By Kim Merritt / Fredericksburg Today
There’s a new native plant display at the Fredericksburg Fairgrounds this year.
The Central Rappahannock Natives Plant Display Garden features plants that are originally from this area.
This garden display is the work of several local garden and horticulture businesses and groups, according to Plants Map co-owner Tracy Blevins.
“This is a cooperative effort between Roxbury Farm and Garden Center, the Master Gardener Association of the Central Rappahannock Area and Plantsmap.com in support of the new Plant Central Rappahannock Natives Campaign, “ Blevins said.
Andy Lynn, manager of Roxbury Farm and Garden Center, is excited about native gardening.
“Native gardening will be the next big thing,” Lynn said.
Laura Westermeier, master gardener and curator of the display at the Fairgrounds, said the benefits of using native plants varies.
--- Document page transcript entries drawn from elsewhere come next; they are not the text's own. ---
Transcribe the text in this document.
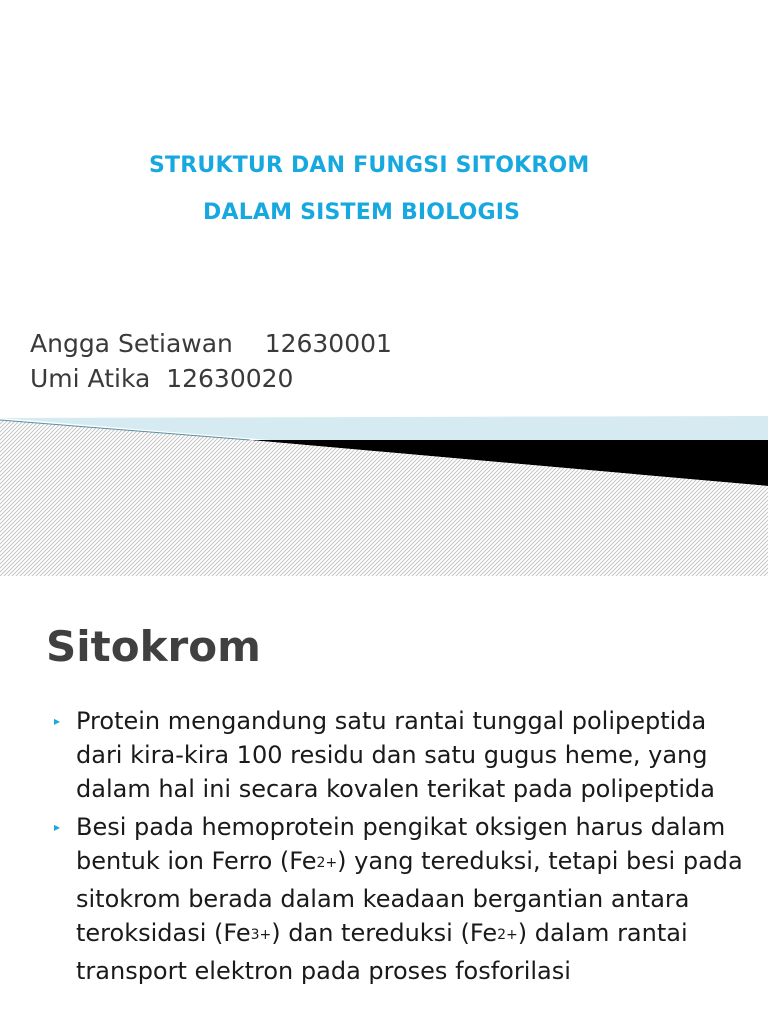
STRUKTUR DAN FUNGSI SITOKROM
DALAM SISTEM BIOLOGIS
Angga Setiawan 12630001
Umi Atika 12630020
Sitokrom
▸ Protein mengandung satu rantai tunggal polipeptida dari kira-kira 100 residu dan satu gugus heme, yang dalam hal ini secara kovalen terikat pada polipeptida
▸ Besi pada hemoprotein pengikat oksigen harus dalam bentuk ion Ferro $(Fe^{2+})$ yang tereduksi, tetapi besi pada sitokrom berada dalam keadaan bergantian antara teroksidasi $(Fe^{3+})$ dan tereduksi $(Fe^{2+})$ dalam rantai transport elektron pada proses fosforilasi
“It supports the local wildlife,” Westermeier said. “As long as you pay attention to what the plant’s needs are, then it’ll be the right plant in the right place. And some of them are really pretty and very fragrant. Sometimes, once the plants get established, you don’t really have to water them.”
Lynn said that many times, invasive plants are invasive because they are not native to the area, and without any natural threats or predators, they can become problematic. He says that native plants have more of a natural balance with the local ecosystem and normally don’t become invasive.
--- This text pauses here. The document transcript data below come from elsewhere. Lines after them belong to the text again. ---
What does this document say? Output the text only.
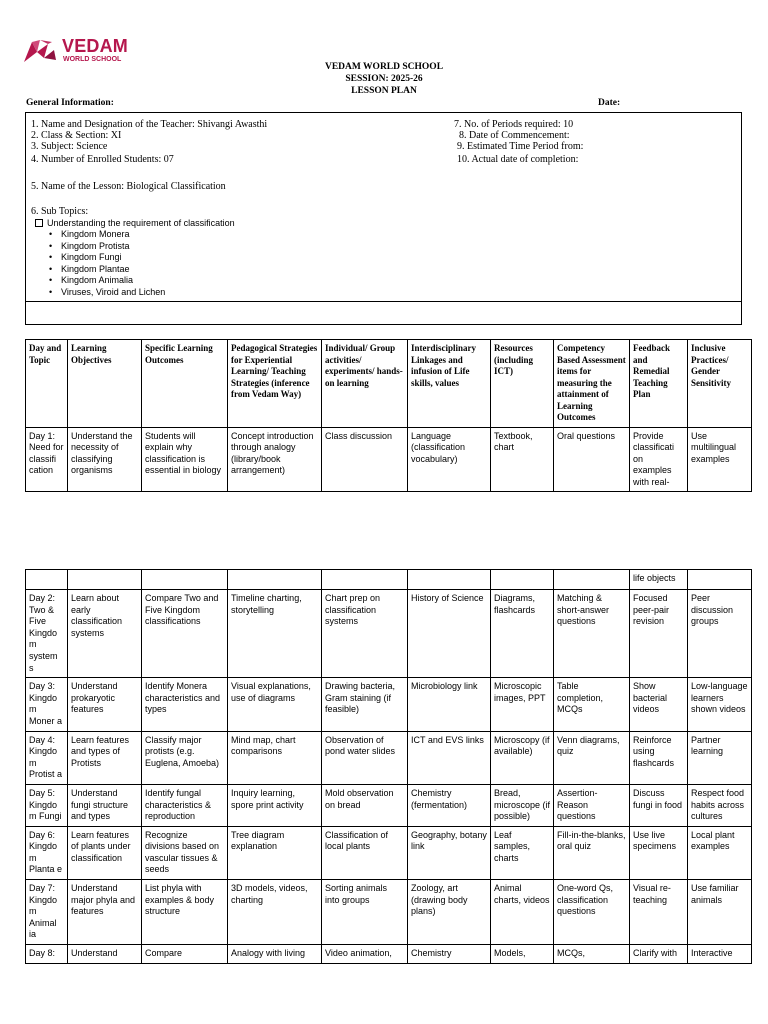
VEDAM
WORLD SCHOOL
VEDAM WORLD SCHOOL
SESSION: 2025-26
LESSON PLAN
General Information:	Date:
1. Name and Designation of the Teacher: Shivangi Awasthi
2. Class & Section: XI
3. Subject: Science
4. Number of Enrolled Students: 07
5. Name of the Lesson: Biological Classification
6. Sub Topics:
Understanding the requirement of classification
• Kingdom Monera
• Kingdom Protista
• Kingdom Fungi
• Kingdom Plantae
• Kingdom Animalia
• Viruses, Viroid and Lichen
7. No. of Periods required: 10
8. Date of Commencement:
9. Estimated Time Period from:
10. Actual date of completion:
Day and Topic	Learning Objectives	Specific Learning Outcomes	Pedagogical Strategies for Experiential Learning/ Teaching Strategies (inference from Vedam Way)	Individual/ Group activities/ experiments/ hands-on learning	Interdisciplinary Linkages and infusion of Life skills, values	Resources (including ICT)	Competency Based Assessment items for measuring the attainment of Learning Outcomes	Feedback and Remedial Teaching Plan	Inclusive Practices/ Gender Sensitivity
Day 1: Need for classifi cation	Understand the necessity of classifying organisms	Students will explain why classification is essential in biology	Concept introduction through analogy (library/book arrangement)	Class discussion	Language (classification vocabulary)	Textbook, chart	Oral questions	Provide classificati on examples with real-	Use multilingual examples
								life objects	
Day 2: Two & Five Kingdo m system s	Learn about early classification systems	Compare Two and Five Kingdom classifications	Timeline charting, storytelling	Chart prep on classification systems	History of Science	Diagrams, flashcards	Matching & short-answer questions	Focused peer-pair revision	Peer discussion groups
Day 3: Kingdo m Moner a	Understand prokaryotic features	Identify Monera characteristics and types	Visual explanations, use of diagrams	Drawing bacteria, Gram staining (if feasible)	Microbiology link	Microscopic images, PPT	Table completion, MCQs	Show bacterial videos	Low-language learners shown videos
Day 4: Kingdo m Protist a	Learn features and types of Protists	Classify major protists (e.g. Euglena, Amoeba)	Mind map, chart comparisons	Observation of pond water slides	ICT and EVS links	Microscopy (if available)	Venn diagrams, quiz	Reinforce using flashcards	Partner learning
Day 5: Kingdo m Fungi	Understand fungi structure and types	Identify fungal characteristics & reproduction	Inquiry learning, spore print activity	Mold observation on bread	Chemistry (fermentation)	Bread, microscope (if possible)	Assertion-Reason questions	Discuss fungi in food	Respect food habits across cultures
Day 6: Kingdo m Planta e	Learn features of plants under classification	Recognize divisions based on vascular tissues & seeds	Tree diagram explanation	Classification of local plants	Geography, botany link	Leaf samples, charts	Fill-in-the-blanks, oral quiz	Use live specimens	Local plant examples
Day 7: Kingdo m Animal ia	Understand major phyla and features	List phyla with examples & body structure	3D models, videos, charting	Sorting animals into groups	Zoology, art (drawing body plans)	Animal charts, videos	One-word Qs, classification questions	Visual re-teaching	Use familiar animals
Day 8:	Understand	Compare	Analogy with living	Video animation,	Chemistry	Models,	MCQs,	Clarify with	Interactive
“You can expect to see plants that are in some of the younger stages of their life cycle at the Fair, but some of them have already started to bloom,” Westermeier said. “There’s a beautiful purple passion vine on display at the fair.”
She said it started blooming a couple of days ago.
Westermeier is working on the Plant Central Rappahannock Natives Campaign. The campaign’s website has a listing of places (mostly parks) to look for native plants. They also offer a free PDF book with information on many different plants which are native to the Rappahannock area.
You can get a free hardbound version of that book at their display table inside the “Home-Ec” building at the Fredericksburg Fair. If you can’t get to the fair to pick up the book, they also offer it for free at the Stafford Master Gardeners plant clinic on Saturdays through September 15 at the Farmer’s Market in Hurkamp Park in Fredericksburg. In order to get the book for free you must reside in the City of Fredericksburg, Stafford County, Spotsylvania County, Caroline County, or King George County.
Lynn said the display at the fair came together at just the right time. He was contacted by fair officials about putting in a display at the fair around the same time that Westermeier approached him about her involvement in the Plant Central Rappahannock Natives Campaign. Roxbury Farm and Garden Center donated all the plants and ordered plant tags for the display from Plantsmap.com, and Westermeier is the master gardener who worked to bring the project together.
The PlantsMap.com tags have QR codes. If you scan the QR codes with your phone, it will navigate to PlantsMap.com. There you will find more information about the plant you have just scanned, complete with images, life cycle information and plant preferences like sun and shade preferences and wet or dry soil preferences.
The exhibit is the second exhibit building on the right, as you go in through the main gate.
If you are thinking of using natives in your own garden or landscaping, Blevins said you still have to understand how it fits in your garden.
“Just because a plant is considered ‘native’ in a very broad sense because it is native to North America, does not mean it will do well in our area,” Blevins said. “Visiting other native gardens in your area and learning what grows well here will help you get a good start. Plants that like full sun will still need sun. Plants that are native still need to be planted in the right spot for their best success.”
If you don’t get a chance you see the display at the fair, Westermeier and her husband will also give a talk about native gardens at Salem Church Library on August 22 at 7pm.